The question of divorce is so important that we must defer it to the next chapter.
We have briefly alluded to the question of the wife's possession of herself. We must now refer to the question, scarcely less important, of her possession of her own property and her claims upon her husband's. It is difficult for the present generation to realize that very few decades have passed since the time when everything which a woman possessed became, when she married, the property of her husband. That is now a question which there is no need to discuss, but there remains a very great issue, lately become prominent, and suggested by the popular phrase, the endowment of motherhood.
We should obviously be false to our first principles if we did not assent with all our hearts to the fundamental principle expressed by this phrase. If it is necessary that the wife be protected as a wife, it is even more necessary that she be protected as a mother. There are twelve hundred thousand widows in this country at the present time, and of these a large number stand in unaided parental relation to a great multitude of children. I showed some years ago that, as we shall see in more detail in a later chapter, alcohol makes not less than forty-five thousand widows and orphans every year in England and Wales. Nothing can be more certain than that, in the interests of all except the worthless type of man, the economic protection of motherhood is an urgent need, less open to criticism perhaps than any other economic reconstruction proposed by the reformer. Some will argue, of course, that the State is to look after children directly, but I, for one, as a biologist, have no choice but to believe that the way to save children is to safeguard parenthood, and I cannot question that our duty is to provide the mother with the necessary means for performing her supreme function, whether she has a living husband or is a widow or is unmarried.
The question remains, how is this to be done, and whence is the money to be obtained?
Here we join issue with those Socialist writers who advocate the endowment of motherhood and give it their own meaning; and that is why in a preceding paragraph the word fundamental has been emphasized, since in the endowment of motherhood as understood by socialists there are two principles, one which I call fundamental, and a second—that the endowment shall be by the State—which now falls to be considered. I do not see how any one can challenge the following sentences from Mr. H. G. Wells:
"So the monstrous injustice of the present time which makes a mother dependent upon the economic accidents of her man, which plunges the best of wives and the most admirable of children into abject poverty if he happens to die, which visits his sins of waste and carelessness upon them far more than upon himself, will disappear. So too the still more monstrous absurdity of women discharging their supreme social function, bearing and rearing children in their spare time, as it were, while they earn their living by contributing some half mechanical element to some trivial industrial product, will disappear."[18]
But the remarkable circumstance is that Mr. Wells proposes to remedy these consequences of, for instance, "sins of waste and carelessness," not by dealing with those sins but by the simple method that "a woman with healthy and successful offspring will draw a wage for each one of them from the State so long as they go on well. It will be her wage. Under the State she will control her child's upbringing. How far her husband will share in the power of direction is a matter of detail upon which opinion may vary—and does vary widely amongst Socialists." How far a father is to share in directing his children's upbringing is "a matter of detail," we are told. The phrase suffices to show that whatever we are dealing with here is either sheer fantasy or else thinking of so crude a kind as to be unworthy of the name. Since early in the history of the fishes paternal responsibility has been a factor of ascending evolution. It has ever been a more and more responsible thing to be a father. It is now proposed to reduce fatherhood to the purely physiological act—as amongst, shall we say, the simpler worms; and the proposal is only "a matter of detail."
Probably we had better go our own way, and waste no more time upon this kind of thing. There remains to answer our question, how is motherhood to be endowed; and the answer I propose is by fatherhood.
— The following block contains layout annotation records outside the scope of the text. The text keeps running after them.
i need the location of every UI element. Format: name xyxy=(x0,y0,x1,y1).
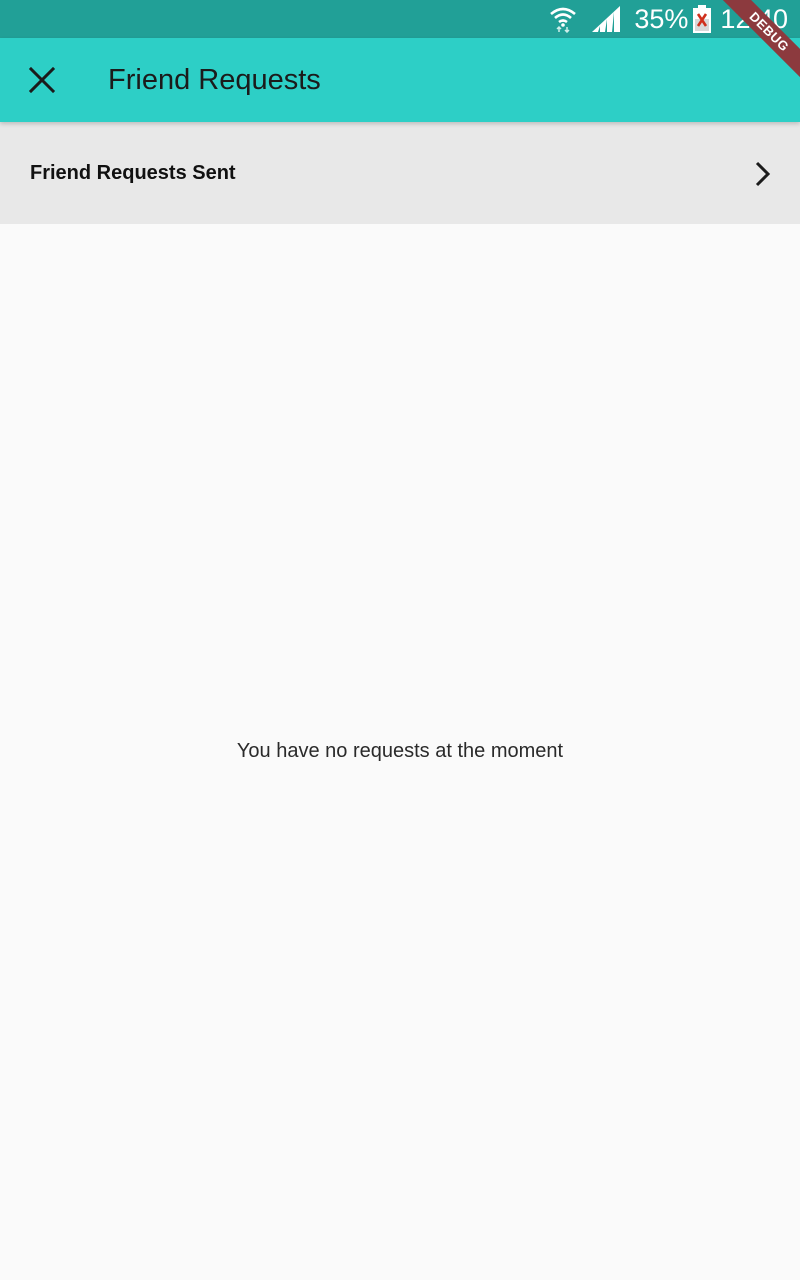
status-bar: 35% 12:40 xyxy=(0,0,800,38)
chevron-right-icon xyxy=(755,161,771,187)
friend-requests-sent-row[interactable]: Friend Requests Sent xyxy=(0,122,800,224)
wifi-icon xyxy=(550,7,577,33)
close-icon xyxy=(29,67,55,93)
empty-state-message: You have no requests at the moment xyxy=(236,740,564,762)
battery-percent: 35% xyxy=(634,4,689,34)
signal-icon xyxy=(592,6,621,32)
status-icons: 35% 12:40 xyxy=(548,0,788,38)
friend-requests-sent-label: Friend Requests Sent xyxy=(30,162,236,184)
clock: 12:40 xyxy=(720,4,788,34)
battery-icon xyxy=(693,5,712,33)
friend-requests-screen: 35% 12:40 Friend Requests Friend Request… xyxy=(0,0,800,1280)
close-button[interactable] xyxy=(14,52,70,108)
page-title: Friend Requests xyxy=(108,64,321,96)
app-bar: Friend Requests xyxy=(0,38,800,122)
Motherhood is already so endowed in many a happy case. There are quite a number of men to be found who take such a remarkable pride and interest in their own children that their "share in the power of direction" is a real one, and would never occur to them to be "a matter of detail." They regard their earnings, these unprogressive fathers, as in large measure a trust for their wives and children, and expend them accordingly. They are not guilty of "sins and waste and carelessness"; and some of them are even inclined to question whether they should pay for the results of such sins on the part of other men: and since those who believe in the "fetish of parental responsibility," to quote the favourite Socialist cliché, can show that this is not a fetish but a tutelary deity of Society, whose power has been increasing since backbones were invented, they may be well assured that the last word will be with them.
What we require is the application of the principle of insurance; we must compel a husband and father to do his duty, as many husbands and fathers do their duty now without compulsion. We must regard him as responsible in this supremely important sphere, as we do in every other. Doubtless, this will often mean some interference with his "sins of waste and carelessness"; and so much the better for everybody. Those who prefer to be wasteful and careless had best remain in the ranks of bachelorhood. We have no desire for any representation of their moral characteristics in future generations, but if they do marry they must be controlled. Meanwhile our champions of paternal irresponsibility are having things all their own way. Every year more children are being fed at the expense of the State, and there is no one to challenge the father who smokes and drinks away any proportion of his income that he pleases.